I walked around and studied the dreamscape we were occupying. There were elements of the Nutcracker Suite with tin soldiers holding back the gloomy trees, faint images of sugarplum fairies holding bows and arrows, and the huge crystal sitting in the middle of a sandy clearing. It was wound around with Christmas garland and red ribbons. I couldn’t see any sky overhead; it just faded into a dull mist. In that darkness, I heard soft and eerie rustlings, the hoot of an owl and the thumping beat of a nervous heart.
“You’re frightened and worried, Lakan. Me, too. That nasty man Chase has threatened me and some of the things he wants to do are just… if I was a warrior, I would show him about torture.”
“I planted a suggestion or two in the Senator’s mind,” I said. “He supposed to come back and help me but I don’t know if it’s strong enough to override his plans for me.”
“And those were?” she prompted.
“He has access to where it is I’m being held. From what I can see and read about it’s the super-max lab in D.C. called the Complex, run by a joint committee of the NIA and NSA.”
“And how do you plan on leaving this SuperMaxx prison?” She climbed back on the crystal which reformed under her like a chaise lounge. I crawled up and joined her. Curiously, her flesh had the same hard, cool consistency as the rock.
“He was bringing handcuff keys and his access card. Clothes from his secretary but that was before I found out Cameron had re-programmed my own nervous system to be paralyzed,” I said unhappily. “I think he’s done something to my brain, too. I can’t quite grasp his thoughts like I did with the others. I can’t find the door to the spirit realm, either.”
“You can’t walk?”
“No. The minute I try to stand, all feeling goes and my legs just won’t hold me. I’ve tried to bypass the obstruction but I can’t reach my own nerve center.”
“When are you going to initiate this escape?” she asked.
“You’ll be the first to know,” I said. “Do you think you can try to bring me in now?”
She grabbed my hand and concentrated. The door appeared floating above our heads and both of us could hear the growling, snarling, claw-scratching of the Soul Hunters behind it.
“I don’t think it’s a good idea to open the door,” I said shakily. As soon as the words left my mouth, a mournful howling picked up with an eagerness that let me know I was definitely on something’s menu.
“Rachel, you go through, they’re not interested in you.”
“Yeah, right. Besides, I can’t hold the door open and pass through without your help, Lakan,” she denied.
“Can we open the door, let them pass into this world and trap them here while we race through theirs?”
She hesitated. “I don’t know if they can leave the Spirit Realm, I don’t think letting monsters into our real world is a good idea. What if they attacked and killed waking people? How would we stop them? How would you prevent them from finding and killing you here?”
The door cracked as something huge hit it a resounding blow. Rachel screamed and jerked me by the hand blowing my concentration. We were catapulted out of the dream world and back into the waking one. I woke to find myself in my room belted in with restraints and an orderly seated in a chair this side of the door. It wasn’t Blue or the other, Red. This one was clearly a guard with muscles the size of beer kegs and a brain to match. He possessed no curiosity and in fact, had so little going on inside his head that it left me nothing to work with or influence.

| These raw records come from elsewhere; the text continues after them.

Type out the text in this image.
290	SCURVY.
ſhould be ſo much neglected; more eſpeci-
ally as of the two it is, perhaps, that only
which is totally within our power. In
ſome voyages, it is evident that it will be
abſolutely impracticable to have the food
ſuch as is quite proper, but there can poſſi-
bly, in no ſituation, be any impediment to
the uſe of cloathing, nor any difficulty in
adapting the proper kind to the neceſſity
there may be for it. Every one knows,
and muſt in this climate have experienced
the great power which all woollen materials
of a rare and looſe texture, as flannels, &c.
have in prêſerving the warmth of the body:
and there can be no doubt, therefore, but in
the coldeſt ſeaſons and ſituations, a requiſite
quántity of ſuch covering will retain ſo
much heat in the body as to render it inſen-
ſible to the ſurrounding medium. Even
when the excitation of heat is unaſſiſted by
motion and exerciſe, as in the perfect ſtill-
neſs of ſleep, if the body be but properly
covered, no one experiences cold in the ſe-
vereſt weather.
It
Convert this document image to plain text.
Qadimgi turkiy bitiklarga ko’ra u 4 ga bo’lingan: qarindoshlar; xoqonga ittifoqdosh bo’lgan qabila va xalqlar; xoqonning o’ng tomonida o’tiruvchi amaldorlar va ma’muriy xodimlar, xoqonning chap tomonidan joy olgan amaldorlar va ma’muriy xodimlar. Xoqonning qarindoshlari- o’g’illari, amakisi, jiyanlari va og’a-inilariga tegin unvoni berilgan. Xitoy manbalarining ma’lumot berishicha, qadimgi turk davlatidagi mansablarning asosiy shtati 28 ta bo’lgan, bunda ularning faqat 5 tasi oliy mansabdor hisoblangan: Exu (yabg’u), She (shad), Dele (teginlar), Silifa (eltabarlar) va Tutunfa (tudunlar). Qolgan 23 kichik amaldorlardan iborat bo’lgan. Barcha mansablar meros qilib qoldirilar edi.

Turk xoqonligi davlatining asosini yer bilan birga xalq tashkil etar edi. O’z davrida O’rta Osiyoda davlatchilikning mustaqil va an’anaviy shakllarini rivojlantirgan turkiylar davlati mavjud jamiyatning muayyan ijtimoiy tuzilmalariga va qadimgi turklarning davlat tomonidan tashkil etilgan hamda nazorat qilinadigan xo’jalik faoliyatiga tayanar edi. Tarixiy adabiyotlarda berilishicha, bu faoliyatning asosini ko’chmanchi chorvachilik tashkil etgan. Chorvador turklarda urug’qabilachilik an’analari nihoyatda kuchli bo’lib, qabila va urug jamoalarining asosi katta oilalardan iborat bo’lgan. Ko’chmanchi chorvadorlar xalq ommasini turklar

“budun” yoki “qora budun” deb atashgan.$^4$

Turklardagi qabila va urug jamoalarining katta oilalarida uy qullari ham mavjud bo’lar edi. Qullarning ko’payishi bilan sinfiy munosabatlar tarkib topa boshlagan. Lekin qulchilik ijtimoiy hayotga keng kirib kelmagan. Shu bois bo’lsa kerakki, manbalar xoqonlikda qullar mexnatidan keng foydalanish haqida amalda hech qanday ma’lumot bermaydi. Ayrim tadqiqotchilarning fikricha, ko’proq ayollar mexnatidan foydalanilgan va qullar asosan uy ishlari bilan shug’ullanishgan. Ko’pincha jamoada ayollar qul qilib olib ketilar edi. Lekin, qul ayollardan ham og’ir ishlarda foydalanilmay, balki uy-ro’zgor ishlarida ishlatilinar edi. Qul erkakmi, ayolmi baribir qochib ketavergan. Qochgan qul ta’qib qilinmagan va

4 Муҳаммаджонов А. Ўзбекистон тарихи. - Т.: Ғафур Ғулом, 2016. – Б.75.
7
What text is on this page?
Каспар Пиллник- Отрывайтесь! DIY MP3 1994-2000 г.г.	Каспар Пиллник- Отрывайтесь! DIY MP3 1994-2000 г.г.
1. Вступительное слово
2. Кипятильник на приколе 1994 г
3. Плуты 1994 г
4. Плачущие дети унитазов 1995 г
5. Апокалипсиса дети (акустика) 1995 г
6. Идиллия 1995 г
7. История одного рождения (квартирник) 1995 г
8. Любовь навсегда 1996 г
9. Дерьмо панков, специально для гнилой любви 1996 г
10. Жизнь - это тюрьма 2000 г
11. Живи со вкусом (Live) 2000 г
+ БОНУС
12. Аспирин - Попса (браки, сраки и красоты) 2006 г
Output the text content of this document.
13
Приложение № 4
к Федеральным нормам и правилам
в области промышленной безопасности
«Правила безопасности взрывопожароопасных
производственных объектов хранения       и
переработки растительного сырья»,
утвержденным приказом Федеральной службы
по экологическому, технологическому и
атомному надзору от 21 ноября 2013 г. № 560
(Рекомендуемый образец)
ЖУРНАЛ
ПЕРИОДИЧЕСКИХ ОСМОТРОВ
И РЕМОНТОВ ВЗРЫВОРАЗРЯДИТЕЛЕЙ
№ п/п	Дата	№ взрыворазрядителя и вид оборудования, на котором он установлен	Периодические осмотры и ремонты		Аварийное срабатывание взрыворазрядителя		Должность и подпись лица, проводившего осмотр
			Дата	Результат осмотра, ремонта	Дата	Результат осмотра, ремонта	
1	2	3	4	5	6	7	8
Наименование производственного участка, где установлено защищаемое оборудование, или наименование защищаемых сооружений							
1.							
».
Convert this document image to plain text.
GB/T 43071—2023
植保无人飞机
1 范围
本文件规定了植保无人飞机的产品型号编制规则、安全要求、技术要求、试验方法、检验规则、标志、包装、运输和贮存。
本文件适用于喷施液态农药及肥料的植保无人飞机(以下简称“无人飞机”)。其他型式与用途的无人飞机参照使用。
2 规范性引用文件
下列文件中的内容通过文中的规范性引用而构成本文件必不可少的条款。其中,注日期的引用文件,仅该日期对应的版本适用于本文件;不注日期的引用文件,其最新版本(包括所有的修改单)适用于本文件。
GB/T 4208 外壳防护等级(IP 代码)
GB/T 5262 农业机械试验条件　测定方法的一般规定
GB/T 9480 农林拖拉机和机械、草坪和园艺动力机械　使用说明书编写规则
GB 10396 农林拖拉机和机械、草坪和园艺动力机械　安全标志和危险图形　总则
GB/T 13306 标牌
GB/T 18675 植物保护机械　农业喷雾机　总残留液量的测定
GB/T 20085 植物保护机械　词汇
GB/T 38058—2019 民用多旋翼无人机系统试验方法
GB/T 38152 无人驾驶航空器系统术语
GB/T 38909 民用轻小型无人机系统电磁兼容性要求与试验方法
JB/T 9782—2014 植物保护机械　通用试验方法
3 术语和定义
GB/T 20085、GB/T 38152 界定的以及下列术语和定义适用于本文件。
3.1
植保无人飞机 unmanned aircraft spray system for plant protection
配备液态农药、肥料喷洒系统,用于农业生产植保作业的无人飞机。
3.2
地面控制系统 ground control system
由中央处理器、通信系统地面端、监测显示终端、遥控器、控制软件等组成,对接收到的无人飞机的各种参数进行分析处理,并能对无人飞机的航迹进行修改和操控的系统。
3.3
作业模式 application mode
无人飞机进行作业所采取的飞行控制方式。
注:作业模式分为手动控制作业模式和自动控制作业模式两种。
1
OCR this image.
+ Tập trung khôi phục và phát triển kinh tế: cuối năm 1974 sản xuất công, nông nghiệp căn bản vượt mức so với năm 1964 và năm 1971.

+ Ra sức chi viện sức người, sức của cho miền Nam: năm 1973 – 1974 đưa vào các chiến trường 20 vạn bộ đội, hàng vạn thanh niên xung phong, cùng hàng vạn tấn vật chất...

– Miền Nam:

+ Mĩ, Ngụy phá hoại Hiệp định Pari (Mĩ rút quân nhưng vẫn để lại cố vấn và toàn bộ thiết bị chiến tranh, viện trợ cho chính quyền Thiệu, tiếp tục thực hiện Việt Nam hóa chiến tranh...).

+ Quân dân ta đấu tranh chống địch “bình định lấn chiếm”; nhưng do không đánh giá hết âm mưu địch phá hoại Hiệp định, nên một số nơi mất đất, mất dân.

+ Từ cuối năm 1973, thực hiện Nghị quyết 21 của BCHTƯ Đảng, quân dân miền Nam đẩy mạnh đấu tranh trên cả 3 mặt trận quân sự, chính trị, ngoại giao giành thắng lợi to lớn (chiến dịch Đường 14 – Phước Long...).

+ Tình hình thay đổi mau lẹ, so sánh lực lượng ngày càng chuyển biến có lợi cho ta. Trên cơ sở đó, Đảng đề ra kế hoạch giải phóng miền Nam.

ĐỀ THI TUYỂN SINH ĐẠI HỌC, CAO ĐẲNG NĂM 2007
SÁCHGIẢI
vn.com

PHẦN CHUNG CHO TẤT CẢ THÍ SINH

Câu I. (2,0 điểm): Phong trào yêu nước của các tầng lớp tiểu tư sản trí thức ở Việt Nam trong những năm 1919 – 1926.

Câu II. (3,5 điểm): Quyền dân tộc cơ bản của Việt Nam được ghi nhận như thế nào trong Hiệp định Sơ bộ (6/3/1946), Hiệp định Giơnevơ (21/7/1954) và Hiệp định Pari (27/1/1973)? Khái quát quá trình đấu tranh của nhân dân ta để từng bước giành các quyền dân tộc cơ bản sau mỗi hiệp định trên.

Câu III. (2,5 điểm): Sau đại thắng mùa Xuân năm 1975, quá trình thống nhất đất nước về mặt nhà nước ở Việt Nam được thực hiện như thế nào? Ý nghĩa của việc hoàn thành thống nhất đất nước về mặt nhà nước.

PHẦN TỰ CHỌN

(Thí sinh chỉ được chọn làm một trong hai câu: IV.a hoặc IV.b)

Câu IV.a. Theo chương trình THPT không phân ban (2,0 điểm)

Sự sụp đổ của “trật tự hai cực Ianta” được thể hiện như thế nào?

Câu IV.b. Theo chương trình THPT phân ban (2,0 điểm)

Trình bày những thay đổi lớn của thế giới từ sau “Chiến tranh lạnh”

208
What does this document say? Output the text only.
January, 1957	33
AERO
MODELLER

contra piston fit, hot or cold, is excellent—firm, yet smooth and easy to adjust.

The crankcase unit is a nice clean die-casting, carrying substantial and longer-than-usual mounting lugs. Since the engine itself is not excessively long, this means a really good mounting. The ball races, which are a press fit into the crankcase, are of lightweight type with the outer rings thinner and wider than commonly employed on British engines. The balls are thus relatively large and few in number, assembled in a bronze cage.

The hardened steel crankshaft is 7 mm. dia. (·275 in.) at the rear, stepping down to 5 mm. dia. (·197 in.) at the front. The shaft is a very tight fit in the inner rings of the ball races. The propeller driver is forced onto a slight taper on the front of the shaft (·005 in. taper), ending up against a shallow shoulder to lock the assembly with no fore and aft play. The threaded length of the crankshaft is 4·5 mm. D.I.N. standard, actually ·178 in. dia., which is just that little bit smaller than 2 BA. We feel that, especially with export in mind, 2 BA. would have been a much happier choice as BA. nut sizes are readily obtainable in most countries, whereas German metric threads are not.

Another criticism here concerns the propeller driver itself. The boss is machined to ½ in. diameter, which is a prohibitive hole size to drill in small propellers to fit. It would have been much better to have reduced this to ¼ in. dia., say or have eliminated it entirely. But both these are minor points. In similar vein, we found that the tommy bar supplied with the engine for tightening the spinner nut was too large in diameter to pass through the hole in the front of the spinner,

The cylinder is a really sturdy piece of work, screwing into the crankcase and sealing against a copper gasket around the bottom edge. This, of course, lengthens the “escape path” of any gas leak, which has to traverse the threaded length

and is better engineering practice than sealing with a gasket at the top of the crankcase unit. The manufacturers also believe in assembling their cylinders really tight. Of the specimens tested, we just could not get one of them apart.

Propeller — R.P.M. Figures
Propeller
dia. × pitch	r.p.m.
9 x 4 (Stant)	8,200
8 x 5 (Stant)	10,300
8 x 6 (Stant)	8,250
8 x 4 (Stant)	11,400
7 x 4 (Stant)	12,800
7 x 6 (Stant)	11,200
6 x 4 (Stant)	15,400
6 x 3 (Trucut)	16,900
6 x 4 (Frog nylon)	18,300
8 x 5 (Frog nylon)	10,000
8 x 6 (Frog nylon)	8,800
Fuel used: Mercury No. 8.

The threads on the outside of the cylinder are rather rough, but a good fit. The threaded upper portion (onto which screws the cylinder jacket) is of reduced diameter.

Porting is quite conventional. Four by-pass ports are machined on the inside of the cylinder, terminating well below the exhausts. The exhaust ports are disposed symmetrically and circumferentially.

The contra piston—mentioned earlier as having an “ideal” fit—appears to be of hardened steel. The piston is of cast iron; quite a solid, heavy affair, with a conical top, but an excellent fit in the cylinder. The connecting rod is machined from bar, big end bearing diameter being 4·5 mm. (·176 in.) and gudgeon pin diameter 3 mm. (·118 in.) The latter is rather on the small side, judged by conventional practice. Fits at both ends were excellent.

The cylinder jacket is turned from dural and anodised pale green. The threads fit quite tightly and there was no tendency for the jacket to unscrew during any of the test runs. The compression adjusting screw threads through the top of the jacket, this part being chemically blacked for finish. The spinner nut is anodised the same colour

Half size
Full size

I had no way of knowing how much time had passed while I was in the dream state. It could have been the same night or days later. One thing I did know, my thoughts were sluggish and my reactions diminished. Which meant I was back on Thorazine.
“You awake?” the orderly asked in a voice that surprised me. It was soft, beautifully modulated and cultured. Which only went to show that no one should be judged on first appearances.
“Yes,” I managed but it was an effort to speak.
“Just listen,” he said without moving his lips and he told me what to do.